Desde que começou a coordenar o recrutamento de estágios no Senado, nomeada em setembro de 1999 pelo próprio marido na Secretaria de Estágios, a servidora Sânzia Maia passou a cometer, juntamente com o diretor-geral do Senado, Agaciel Maia (foto), um ato ilegal, segundo juristas ouvidos pelo Congresso em Foco.
É que a Lei 8.112/90, que trata do Regime Jurídico dos Servidores Públicos Civis da União, proíbe que se mantenha sob sua chefia imediata, em cargo ou função de confiança, cônjuge, companheiro ou parente até o segundo grau civil. A proibição está definida no artigo 117, inciso VIII.

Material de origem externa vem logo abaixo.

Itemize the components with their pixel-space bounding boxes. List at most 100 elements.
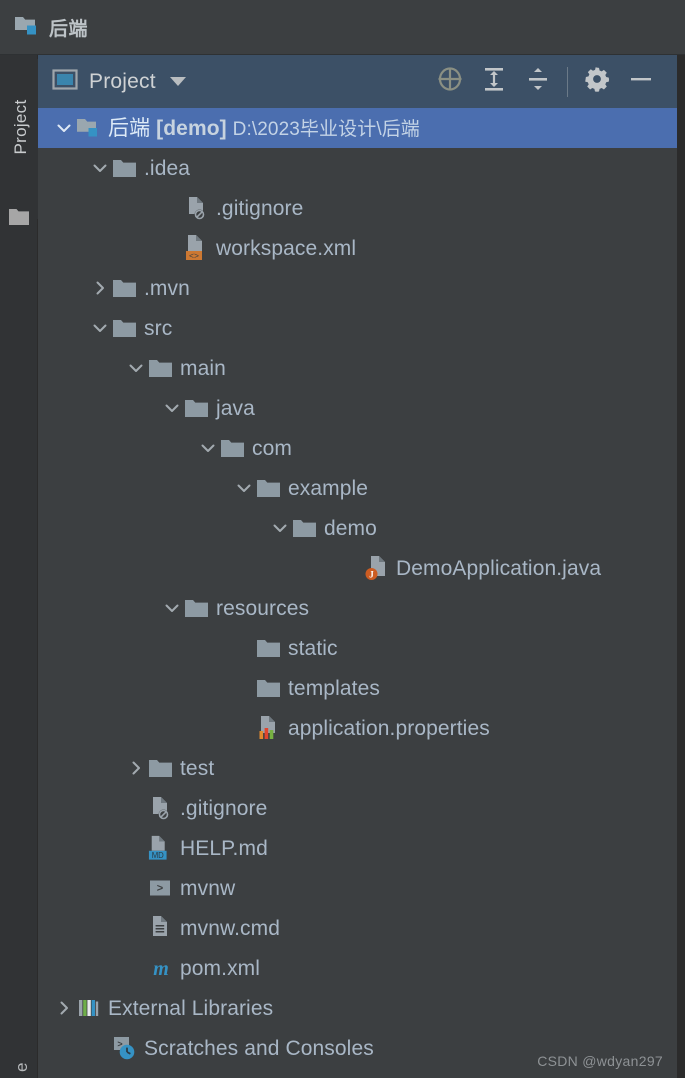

De acordo com a assessoria de imprensa do Senado, há 252 estagiários na Casa, mas um projeto de resolução (PRS 17/2004) pretende ampliar as contratações para os gabinetes dos senadores, tanto em Brasília como nos estados. A estimativa é de que o custo dos convênios com as universidades poderia até dobrar, passando de R$ 2,5 milhões para R$ 5 milhões por ano.
Na prática, a aprovação do projeto de resolução aumentaria o poder do casal Maia na indicação de um número maior de estagiários. Nos bastidores, o centro da questão é uma briga política pelo poder na administração do Senado. Os senadores querem também ter o direito de contar com estagiários em seus gabinetes, o que não é possível hoje. O ato, atualmente, está concentrado nas mãos do diretor-geral e de sua mulher no comando do recrutamento de universitários em nove universidades em Brasília.
Fura fila
Funcionários com cargos de coordenação no Senado disseram ao site, sob a condição de se manterem no anonimato, que a Secretaria de Estágios, apesar da pouca visibilidade, é uma das meninas dos olhos de senadores e diretores da Casa. Daí o olhar atento para o gabinete ocupado por Sânzia.
Não por acaso. Segundo essas mesmas fontes, pedidos para que apadrinhados políticos avancem na fila formada por estudantes universitários que brigam por uma vaga de dois salários mínimos (R$ 830 mensais) são mais que rotineiros. Cerca de cinco mil pedidos de estágio, segundo o Senado, são feitos por semestre.
O Congresso em Foco também obteve depoimentos de dois estagiários – que só foram selecionados quase dois anos após a entrega de seus currículos – de que a ordem de chegada, única regra seletiva do processo, não foi respeitada no caso deles. Isso, segundo eles, teria ocorrido em outras situações.
Secretários de comissões permanentes também relatam que até dois anos atrás tinham autonomia na seleção final, feita após entrevistarem de três a quatro candidatos.
De lá pra cá, porém, a Secretaria de Estágio, comandada por Sânzia Maia, passou a entregar a folha de ponto com o nome do escolhido sem que os responsáveis pelas comissões pudessem opinar ou ter um estagiário com o perfil por eles exigido.